Dr. Khatib became personally familiar with the trauma of having a loved one misdiagnosed with Alzheimer’s disease. “I’ve seen first-hand how easy it is to receive a misdiagnosis of Alzheimer’s,” said Dr. Khatib.

Georgianna (Mrs. Khatib) suffered from a cognitive disorder that led to a diagnostic procedure administered through her routine health care providers.  The result was a diagnosis of Alzheimers Disease, and standard Alzheimer’s treatment and medicines were prescribed for her treatment.

Dr. Khatib was not satisfied.

He feared that Alzheimer’s might be taking on the role of “default diagnosis" in Georgie’s case, and perhaps in other cases when no other cause for the patient’s disability has been found. So he concluded that before accepting the diagnosis, a full neurological consultation, likely to include additional testing procedures, should be applied to refine Georgie’s diagnosis.  When a patient’s financial resources are limited and expensive testing may be involved, it may be true that the patient’s insurance company may be reluctant to authorize coverage for such testing, due to the expense involved.

So Dr. Khatib met any out-of-pocket costs involved, and In Georgie’s case, when neurological consultation and further testing was done, it was revealed that Alzheimers was an incorrect diagnosis. The consultation and an amyloid PET scan were successful in allowing Alzheimers to be ruled out as the cause of her problem.  Knowing the answer in her case was elsewhere, other possible causes were explored,

A cardiac consultation uncovered Georgie’s circulatory problem, and her later therapy centered on implanting a pacemaker to improve her cardiovascular system.
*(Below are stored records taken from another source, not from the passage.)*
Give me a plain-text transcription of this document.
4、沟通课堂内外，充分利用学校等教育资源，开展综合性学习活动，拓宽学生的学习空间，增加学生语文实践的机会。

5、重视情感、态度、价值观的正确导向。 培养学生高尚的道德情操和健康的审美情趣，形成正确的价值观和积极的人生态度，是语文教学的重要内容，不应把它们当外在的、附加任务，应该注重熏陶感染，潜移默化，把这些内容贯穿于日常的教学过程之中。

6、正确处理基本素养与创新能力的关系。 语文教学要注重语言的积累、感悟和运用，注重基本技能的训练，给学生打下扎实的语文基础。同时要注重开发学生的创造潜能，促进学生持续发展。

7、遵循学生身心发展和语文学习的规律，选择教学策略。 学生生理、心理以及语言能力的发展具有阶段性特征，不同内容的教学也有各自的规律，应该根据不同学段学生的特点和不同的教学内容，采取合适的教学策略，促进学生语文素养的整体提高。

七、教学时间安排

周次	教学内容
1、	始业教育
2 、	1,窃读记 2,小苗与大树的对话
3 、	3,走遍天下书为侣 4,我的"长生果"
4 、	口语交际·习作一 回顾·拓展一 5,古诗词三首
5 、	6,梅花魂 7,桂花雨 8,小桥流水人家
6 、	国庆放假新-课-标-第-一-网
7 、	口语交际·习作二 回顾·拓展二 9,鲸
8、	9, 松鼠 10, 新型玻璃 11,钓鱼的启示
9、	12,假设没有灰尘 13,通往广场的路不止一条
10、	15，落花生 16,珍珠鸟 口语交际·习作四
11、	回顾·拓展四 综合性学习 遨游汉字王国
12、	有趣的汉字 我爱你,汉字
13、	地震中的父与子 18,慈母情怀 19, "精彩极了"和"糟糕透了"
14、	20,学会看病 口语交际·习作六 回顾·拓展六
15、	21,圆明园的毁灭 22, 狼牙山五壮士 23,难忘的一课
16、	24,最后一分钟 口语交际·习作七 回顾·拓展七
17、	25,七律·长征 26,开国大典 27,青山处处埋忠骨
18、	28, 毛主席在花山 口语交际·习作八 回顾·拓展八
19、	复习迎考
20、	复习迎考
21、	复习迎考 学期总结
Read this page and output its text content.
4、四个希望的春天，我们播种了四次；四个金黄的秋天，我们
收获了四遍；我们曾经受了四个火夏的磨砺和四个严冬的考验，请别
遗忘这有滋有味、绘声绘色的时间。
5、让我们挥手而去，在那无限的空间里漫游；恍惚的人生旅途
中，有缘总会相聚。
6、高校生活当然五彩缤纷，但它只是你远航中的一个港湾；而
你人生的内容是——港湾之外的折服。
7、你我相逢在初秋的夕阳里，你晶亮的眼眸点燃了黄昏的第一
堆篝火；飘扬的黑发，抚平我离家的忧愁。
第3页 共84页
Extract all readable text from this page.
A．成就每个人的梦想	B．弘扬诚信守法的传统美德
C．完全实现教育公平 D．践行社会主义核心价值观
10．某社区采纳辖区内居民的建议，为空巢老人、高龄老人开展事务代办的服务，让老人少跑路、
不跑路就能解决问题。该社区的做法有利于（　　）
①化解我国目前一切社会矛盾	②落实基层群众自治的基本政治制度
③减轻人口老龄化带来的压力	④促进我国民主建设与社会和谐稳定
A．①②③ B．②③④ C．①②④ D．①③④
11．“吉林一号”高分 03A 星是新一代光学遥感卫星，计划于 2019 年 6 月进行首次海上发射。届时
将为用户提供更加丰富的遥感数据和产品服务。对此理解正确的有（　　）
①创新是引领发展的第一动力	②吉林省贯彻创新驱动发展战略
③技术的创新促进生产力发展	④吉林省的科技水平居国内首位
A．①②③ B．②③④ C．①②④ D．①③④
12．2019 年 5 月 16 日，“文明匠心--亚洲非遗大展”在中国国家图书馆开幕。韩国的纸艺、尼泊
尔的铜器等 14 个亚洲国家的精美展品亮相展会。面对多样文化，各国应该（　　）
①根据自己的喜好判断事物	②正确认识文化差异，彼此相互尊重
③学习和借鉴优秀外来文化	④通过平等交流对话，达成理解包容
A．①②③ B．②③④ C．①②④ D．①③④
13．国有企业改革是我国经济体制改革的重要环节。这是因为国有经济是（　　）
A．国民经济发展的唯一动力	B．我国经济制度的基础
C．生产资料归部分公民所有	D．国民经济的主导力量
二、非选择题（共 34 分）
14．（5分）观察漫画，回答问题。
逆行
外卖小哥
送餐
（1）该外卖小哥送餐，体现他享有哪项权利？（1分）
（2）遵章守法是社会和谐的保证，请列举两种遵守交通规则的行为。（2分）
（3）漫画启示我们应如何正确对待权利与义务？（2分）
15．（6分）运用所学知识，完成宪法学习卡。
Based on Georgie’s experience, it had become reasonable fo believe in the possibility that a substantial minority of patients may have PET scans that would be normal if tested.  This coupled with adequate neurological consultation might lead a doctor and patient to believe the cause of problems to be elsewhere.

From 2017 through 2021 Dr. Khatib has made philanthropic gifts to study the confirmation of Alzheimer’s disease for those patients that are on the medications Nemenda (and or Aricept) and have not had a confirmation PET scan performed. The Day Medical Center in Stuart Florida and the University of Miami Neurology department in Miami, administered the grants to provide the PET scans for those patients that met study criteria. 

“I believe", said Dr. Khatib, “That more patients who have been prescribed Alzheimer’s medication should have the opportunity to receive an Amyloid PET Scan to confirm the diagnosis. If the results are normal, medications should be re-evaluated and would likely be discontiniued, and a work-up to hopefully reveal the real cause of dementia should start."

With the help of such studies, it will hopefully be possible to convince private insurance companies that they need to take a hard look at helping make accurate diagnostic methods more affordable. Fortunately, the Medicare Program’s new policy will make better diagnostic practices a fact.

An Amyloid PET Scan is a specialized type of brain scan that can improve certainty that Alzheimer’s is the cause of a person’s memory loss. These scans utilize a specialized molecular imaging tracer that bonds to amyloid deposits in the brain, often a tell-tale sign of Alzheimer’s disease. Though the presence of amyloid does not guarantee or predict that a patient has or will develop Alzheimer’s disease, a lack of amyloid definitively rules out the Alzheimer’s diagnosis. This opens the door to exploring alternative diagnoses and treatment plans for cognitive impairment.

From 2017 through 2021 Dr. Khatib made philanthropic gifts to study the confirmation of Alzheimer’s disease for those patients that were on the medications Nemenda (and/or Aricept) but have not had a confirmation PET scan with neurological consultation performed.

The Day Medical Center in Stuart Florida and the University of Miami’s Department of Neurology administered the grants to provide the PET scans for those patients that met study criteria.

Findings

In the initial study funded in part through the Khatib Foundation, preliminary results demonstrate that of 103 patients scanned:

  • 34 (33%) patients were found to be Amyloid negative and 16 patient’s medications were discontinued after the negative scan.
  • 69 (67%) patients were Amyloid positive. Of the 69 patients 54 patients were on meds before the study. After the positive PET result, the number of patients prescribed medications were 57.

The final study will include additional information as to differential diagnosis for the Amyloid negative result study. The University of Miami Neurology department was tasked with submitting the entire study for publication.